A brochure from the National Multiple Sclerosis Society addresses some of the issues surrounding African-Americans and MS, noting, “The myth that African-Americans do not get MS is just that — a myth. African-Americans do get MS. In fact, studies suggest that MS can be especially active in African-Americans.”
The brochure points out that African-Americans are more likely to experience more relapses and greater disability, have an increased risk of progressing to require ambulatory assistance earlier and are more likely to develop involvement of the optic nerves and spinal cord (optico-spinal MS) and inflammation of the spinal cord (transverse myelitis).

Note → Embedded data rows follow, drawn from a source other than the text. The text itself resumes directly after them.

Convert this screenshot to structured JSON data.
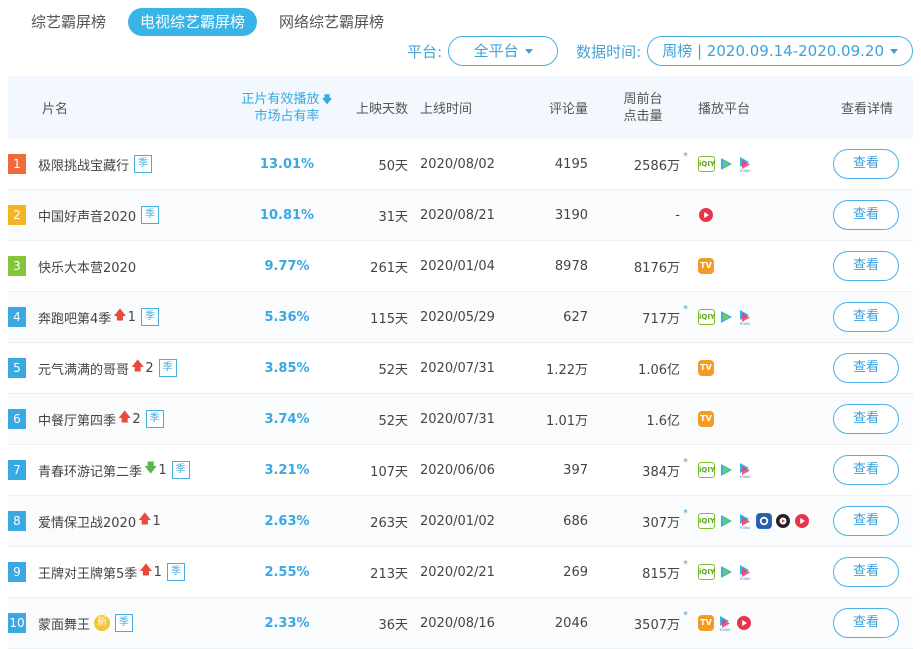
{
  "tabs": [
    {
      "label": "综艺霸屏榜",
      "active": false
    },
    {
      "label": "电视综艺霸屏榜",
      "active": true
    },
    {
      "label": "网络综艺霸屏榜",
      "active": false
    }
  ],
  "filters": {
    "platform_label": "平台:",
    "platform_value": "全平台",
    "time_label": "数据时间:",
    "time_value": "周榜 | 2020.09.14-2020.09.20"
  },
  "headers": {
    "name": "片名",
    "share_line1": "正片有效播放",
    "share_line2": "市场占有率",
    "days": "上映天数",
    "date": "上线时间",
    "comments": "评论量",
    "clicks_line1": "周前台",
    "clicks_line2": "点击量",
    "platforms": "播放平台",
    "details": "查看详情"
  },
  "rows": [
    {
      "rank": "1",
      "rank_color": "#f06a3c",
      "title": "极限挑战宝藏行",
      "trend": "",
      "trend_num": "",
      "badge": "季",
      "share": "13.01%",
      "days": "50天",
      "date": "2020/08/02",
      "comments": "4195",
      "clicks": "2586万",
      "star": "*",
      "platforms": [
        "iqiyi-icon",
        "tencent-video-icon",
        "youku-icon"
      ],
      "button": "查看"
    },
    {
      "rank": "2",
      "rank_color": "#f4b520",
      "title": "中国好声音2020",
      "trend": "",
      "trend_num": "",
      "badge": "季",
      "share": "10.81%",
      "days": "31天",
      "date": "2020/08/21",
      "comments": "3190",
      "clicks": "-",
      "star": "",
      "platforms": [
        "red-play-icon"
      ],
      "button": "查看"
    },
    {
      "rank": "3",
      "rank_color": "#86c43d",
      "title": "快乐大本营2020",
      "trend": "",
      "trend_num": "",
      "badge": "",
      "share": "9.77%",
      "days": "261天",
      "date": "2020/01/04",
      "comments": "8978",
      "clicks": "8176万",
      "star": "",
      "platforms": [
        "mgtv-icon"
      ],
      "button": "查看"
    },
    {
      "rank": "4",
      "rank_color": "#39a8e3",
      "title": "奔跑吧第4季",
      "trend": "up",
      "trend_num": "1",
      "badge": "季",
      "share": "5.36%",
      "days": "115天",
      "date": "2020/05/29",
      "comments": "627",
      "clicks": "717万",
      "star": "*",
      "platforms": [
        "iqiyi-icon",
        "tencent-video-icon",
        "youku-icon"
      ],
      "button": "查看"
    },
    {
      "rank": "5",
      "rank_color": "#39a8e3",
      "title": "元气满满的哥哥",
      "trend": "up",
      "trend_num": "2",
      "badge": "季",
      "share": "3.85%",
      "days": "52天",
      "date": "2020/07/31",
      "comments": "1.22万",
      "clicks": "1.06亿",
      "star": "",
      "platforms": [
        "mgtv-icon"
      ],
      "button": "查看"
    },
    {
      "rank": "6",
      "rank_color": "#39a8e3",
      "title": "中餐厅第四季",
      "trend": "up",
      "trend_num": "2",
      "badge": "季",
      "share": "3.74%",
      "days": "52天",
      "date": "2020/07/31",
      "comments": "1.01万",
      "clicks": "1.6亿",
      "star": "",
      "platforms": [
        "mgtv-icon"
      ],
      "button": "查看"
    },
    {
      "rank": "7",
      "rank_color": "#39a8e3",
      "title": "青春环游记第二季",
      "trend": "down",
      "trend_num": "1",
      "badge": "季",
      "share": "3.21%",
      "days": "107天",
      "date": "2020/06/06",
      "comments": "397",
      "clicks": "384万",
      "star": "*",
      "platforms": [
        "iqiyi-icon",
        "tencent-video-icon",
        "youku-icon"
      ],
      "button": "查看"
    },
    {
      "rank": "8",
      "rank_color": "#39a8e3",
      "title": "爱情保卫战2020",
      "trend": "up",
      "trend_num": "1",
      "badge": "",
      "share": "2.63%",
      "days": "263天",
      "date": "2020/01/02",
      "comments": "686",
      "clicks": "307万",
      "star": "*",
      "platforms": [
        "iqiyi-icon",
        "tencent-video-icon",
        "youku-icon",
        "bilibili-icon",
        "camera-icon",
        "red-play-icon"
      ],
      "button": "查看"
    },
    {
      "rank": "9",
      "rank_color": "#39a8e3",
      "title": "王牌对王牌第5季",
      "trend": "up",
      "trend_num": "1",
      "badge": "季",
      "share": "2.55%",
      "days": "213天",
      "date": "2020/02/21",
      "comments": "269",
      "clicks": "815万",
      "star": "*",
      "platforms": [
        "iqiyi-icon",
        "tencent-video-icon",
        "youku-icon"
      ],
      "button": "查看"
    },
    {
      "rank": "10",
      "rank_color": "#39a8e3",
      "title": "蒙面舞王",
      "trend": "",
      "trend_num": "",
      "badge_new": "新",
      "badge": "季",
      "share": "2.33%",
      "days": "36天",
      "date": "2020/08/16",
      "comments": "2046",
      "clicks": "3507万",
      "star": "*",
      "platforms": [
        "mgtv-icon",
        "youku-icon",
        "red-play-icon"
      ],
      "button": "查看"
    }
  ],
  "icons": {
    "iqiyi-icon": "iQIY",
    "mgtv-icon": "TV",
    "youku-label": "YOUKU"
  },
  "colors": {
    "accent": "#39a8e3",
    "up": "#e84b3c",
    "down": "#5bb450"
  }
}
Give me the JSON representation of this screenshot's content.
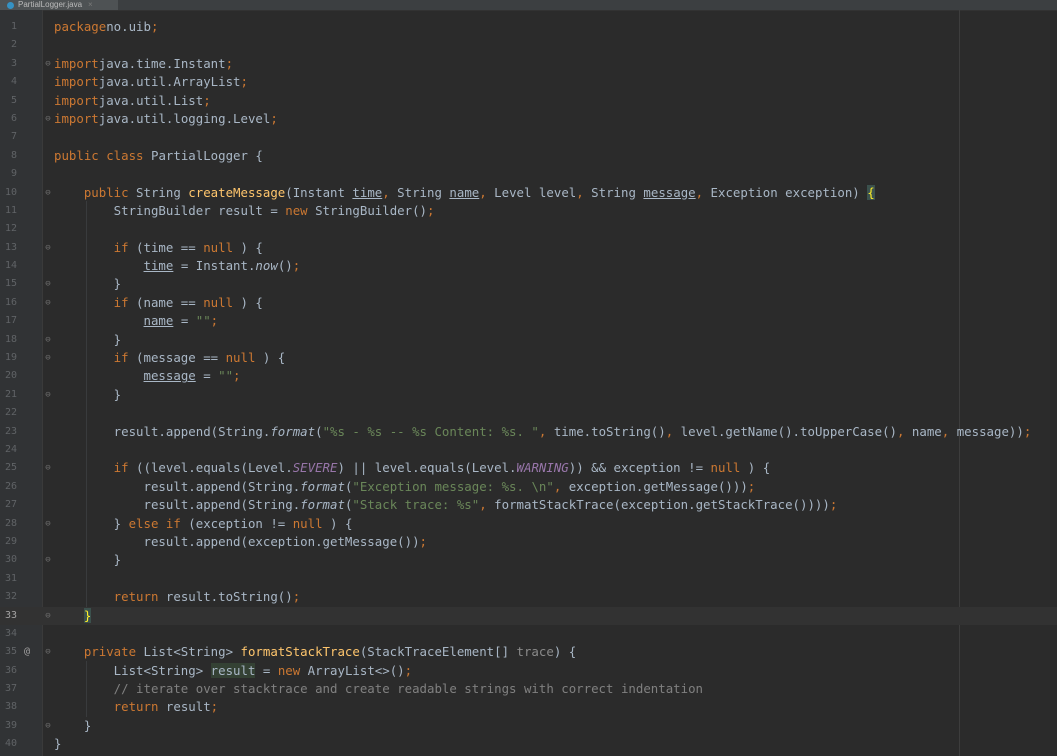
{
  "tab": {
    "filename": "PartialLogger.java",
    "close": "×",
    "icon": "java-class-icon",
    "icon_color": "#3592c4"
  },
  "gutter": {
    "override_marker": "@"
  },
  "current_line": 33,
  "lines": [
    {
      "n": "1",
      "ind": 0,
      "toks": [
        [
          "kw",
          "package"
        ],
        [
          "",
          "no.uib"
        ],
        [
          "kw",
          ";"
        ]
      ]
    },
    {
      "n": "2",
      "ind": 0,
      "toks": []
    },
    {
      "n": "3",
      "ind": 0,
      "fold": "⊖",
      "toks": [
        [
          "kw",
          "import"
        ],
        [
          "",
          "java.time.Instant"
        ],
        [
          "kw",
          ";"
        ]
      ]
    },
    {
      "n": "4",
      "ind": 0,
      "toks": [
        [
          "kw",
          "import"
        ],
        [
          "",
          "java.util.ArrayList"
        ],
        [
          "kw",
          ";"
        ]
      ]
    },
    {
      "n": "5",
      "ind": 0,
      "toks": [
        [
          "kw",
          "import"
        ],
        [
          "",
          "java.util.List"
        ],
        [
          "kw",
          ";"
        ]
      ]
    },
    {
      "n": "6",
      "ind": 0,
      "fold": "⊖",
      "toks": [
        [
          "kw",
          "import"
        ],
        [
          "",
          "java.util.logging.Level"
        ],
        [
          "kw",
          ";"
        ]
      ]
    },
    {
      "n": "7",
      "ind": 0,
      "toks": []
    },
    {
      "n": "8",
      "ind": 0,
      "toks": [
        [
          "kw",
          "public class"
        ],
        [
          "",
          " PartialLogger {"
        ]
      ]
    },
    {
      "n": "9",
      "ind": 0,
      "toks": []
    },
    {
      "n": "10",
      "ind": 4,
      "fold": "⊖",
      "toks": [
        [
          "kw",
          "public"
        ],
        [
          "",
          " String "
        ],
        [
          "fn",
          "createMessage"
        ],
        [
          "",
          "(Instant "
        ],
        [
          "u",
          "time"
        ],
        [
          "kw",
          ","
        ],
        [
          "",
          " String "
        ],
        [
          "u",
          "name"
        ],
        [
          "kw",
          ","
        ],
        [
          "",
          " Level level"
        ],
        [
          "kw",
          ","
        ],
        [
          "",
          " String "
        ],
        [
          "u",
          "message"
        ],
        [
          "kw",
          ","
        ],
        [
          "",
          " Exception exception) "
        ],
        [
          "hlbr",
          "{"
        ]
      ]
    },
    {
      "n": "11",
      "ind": 8,
      "toks": [
        [
          "",
          "StringBuilder result = "
        ],
        [
          "kw",
          "new"
        ],
        [
          "",
          " StringBuilder()"
        ],
        [
          "kw",
          ";"
        ]
      ]
    },
    {
      "n": "12",
      "ind": 0,
      "toks": []
    },
    {
      "n": "13",
      "ind": 8,
      "fold": "⊖",
      "toks": [
        [
          "kw",
          "if"
        ],
        [
          "",
          " (time == "
        ],
        [
          "kw",
          "null"
        ],
        [
          "",
          " ) {"
        ]
      ]
    },
    {
      "n": "14",
      "ind": 12,
      "toks": [
        [
          "u",
          "time"
        ],
        [
          "",
          " = Instant."
        ],
        [
          "it",
          "now"
        ],
        [
          "",
          "()"
        ],
        [
          "kw",
          ";"
        ]
      ]
    },
    {
      "n": "15",
      "ind": 8,
      "fold": "⊖",
      "toks": [
        [
          "",
          "}"
        ]
      ]
    },
    {
      "n": "16",
      "ind": 8,
      "fold": "⊖",
      "toks": [
        [
          "kw",
          "if"
        ],
        [
          "",
          " (name == "
        ],
        [
          "kw",
          "null"
        ],
        [
          "",
          " ) {"
        ]
      ]
    },
    {
      "n": "17",
      "ind": 12,
      "toks": [
        [
          "u",
          "name"
        ],
        [
          "",
          " = "
        ],
        [
          "str",
          "\"\""
        ],
        [
          "kw",
          ";"
        ]
      ]
    },
    {
      "n": "18",
      "ind": 8,
      "fold": "⊖",
      "toks": [
        [
          "",
          "}"
        ]
      ]
    },
    {
      "n": "19",
      "ind": 8,
      "fold": "⊖",
      "toks": [
        [
          "kw",
          "if"
        ],
        [
          "",
          " (message == "
        ],
        [
          "kw",
          "null"
        ],
        [
          "",
          " ) {"
        ]
      ]
    },
    {
      "n": "20",
      "ind": 12,
      "toks": [
        [
          "u",
          "message"
        ],
        [
          "",
          " = "
        ],
        [
          "str",
          "\"\""
        ],
        [
          "kw",
          ";"
        ]
      ]
    },
    {
      "n": "21",
      "ind": 8,
      "fold": "⊖",
      "toks": [
        [
          "",
          "}"
        ]
      ]
    },
    {
      "n": "22",
      "ind": 0,
      "toks": []
    },
    {
      "n": "23",
      "ind": 8,
      "toks": [
        [
          "",
          "result.append(String."
        ],
        [
          "it",
          "format"
        ],
        [
          "",
          "("
        ],
        [
          "str",
          "\"%s - %s -- %s Content: %s. \""
        ],
        [
          "kw",
          ","
        ],
        [
          "",
          " time.toString()"
        ],
        [
          "kw",
          ","
        ],
        [
          "",
          " level.getName().toUpperCase()"
        ],
        [
          "kw",
          ","
        ],
        [
          "",
          " name"
        ],
        [
          "kw",
          ","
        ],
        [
          "",
          " message))"
        ],
        [
          "kw",
          ";"
        ]
      ]
    },
    {
      "n": "24",
      "ind": 0,
      "toks": []
    },
    {
      "n": "25",
      "ind": 8,
      "fold": "⊖",
      "toks": [
        [
          "kw",
          "if"
        ],
        [
          "",
          " ((level.equals(Level."
        ],
        [
          "cst",
          "SEVERE"
        ],
        [
          "",
          ") || level.equals(Level."
        ],
        [
          "cst",
          "WARNING"
        ],
        [
          "",
          ")) && exception != "
        ],
        [
          "kw",
          "null"
        ],
        [
          "",
          " ) {"
        ]
      ]
    },
    {
      "n": "26",
      "ind": 12,
      "toks": [
        [
          "",
          "result.append(String."
        ],
        [
          "it",
          "format"
        ],
        [
          "",
          "("
        ],
        [
          "str",
          "\"Exception message: %s. \\n\""
        ],
        [
          "kw",
          ","
        ],
        [
          "",
          " exception.getMessage()))"
        ],
        [
          "kw",
          ";"
        ]
      ]
    },
    {
      "n": "27",
      "ind": 12,
      "toks": [
        [
          "",
          "result.append(String."
        ],
        [
          "it",
          "format"
        ],
        [
          "",
          "("
        ],
        [
          "str",
          "\"Stack trace: %s\""
        ],
        [
          "kw",
          ","
        ],
        [
          "",
          " formatStackTrace(exception.getStackTrace())))"
        ],
        [
          "kw",
          ";"
        ]
      ]
    },
    {
      "n": "28",
      "ind": 8,
      "fold": "⊖",
      "toks": [
        [
          "",
          "} "
        ],
        [
          "kw",
          "else if"
        ],
        [
          "",
          " (exception != "
        ],
        [
          "kw",
          "null"
        ],
        [
          "",
          " ) {"
        ]
      ]
    },
    {
      "n": "29",
      "ind": 12,
      "toks": [
        [
          "",
          "result.append(exception.getMessage())"
        ],
        [
          "kw",
          ";"
        ]
      ]
    },
    {
      "n": "30",
      "ind": 8,
      "fold": "⊖",
      "toks": [
        [
          "",
          "}"
        ]
      ]
    },
    {
      "n": "31",
      "ind": 0,
      "toks": []
    },
    {
      "n": "32",
      "ind": 8,
      "toks": [
        [
          "kw",
          "return"
        ],
        [
          "",
          " result.toString()"
        ],
        [
          "kw",
          ";"
        ]
      ]
    },
    {
      "n": "33",
      "ind": 4,
      "fold": "⊖",
      "toks": [
        [
          "hlbr",
          "}"
        ]
      ]
    },
    {
      "n": "34",
      "ind": 0,
      "toks": []
    },
    {
      "n": "35",
      "ind": 4,
      "fold": "⊖",
      "mark": "@",
      "toks": [
        [
          "kw",
          "private"
        ],
        [
          "",
          " List<String> "
        ],
        [
          "fn",
          "formatStackTrace"
        ],
        [
          "",
          "(StackTraceElement[] "
        ],
        [
          "dim",
          "trace"
        ],
        [
          "",
          ") {"
        ]
      ]
    },
    {
      "n": "36",
      "ind": 8,
      "toks": [
        [
          "",
          "List<String> "
        ],
        [
          "hlv",
          "result"
        ],
        [
          "",
          " = "
        ],
        [
          "kw",
          "new"
        ],
        [
          "",
          " ArrayList<>()"
        ],
        [
          "kw",
          ";"
        ]
      ]
    },
    {
      "n": "37",
      "ind": 8,
      "toks": [
        [
          "cmt",
          "// iterate over stacktrace and create readable strings with correct indentation"
        ]
      ]
    },
    {
      "n": "38",
      "ind": 8,
      "toks": [
        [
          "kw",
          "return"
        ],
        [
          "",
          " result"
        ],
        [
          "kw",
          ";"
        ]
      ]
    },
    {
      "n": "39",
      "ind": 4,
      "fold": "⊖",
      "toks": [
        [
          "",
          "}"
        ]
      ]
    },
    {
      "n": "40",
      "ind": 0,
      "toks": [
        [
          "",
          "}"
        ]
      ]
    }
  ]
}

1. Wallin MT, Culpepper WJ, Coffman P, Pulaski S, Maloni H, Mahan CM, Haselkorn JK, Kurtzke JF; Veterans Affairs Multiple Sclerosis Centres of Excellence Epidemiology Group. The Gulf War era multiple sclerosis cohort: age and incidence rates by race, sex and service. Brain. 2012 Jun;135(Pt 6):1778-85. doi: 10.1093/brain/aws099. PubMed PMID: 22628389.
2. Deussing EC, Jankosky CJ, Clark LL, Otto JL. Estimated incidence of multiple sclerosis among United States Armed Forces personnel using the Defense Medical Surveillance System. Mil Med. 2012 May;177(5):594-600. PubMed PMID: 22645888.
3. Cree BA, Khan O, Bourdette D, Goodin DS, Cohen JA, Marrie RA, Glidden D, Weinstock-Guttman B, Reich D, Patterson N, Haines JL, Pericak-Vance M, DeLoa C,Oksenberg JR, Hauser SL. Clinical characteristics of African Americans vs Caucasian Americans with multiple sclerosis. Neurology. 2004 Dec 14;63(11):2039-45. PubMed PMID: 15596747.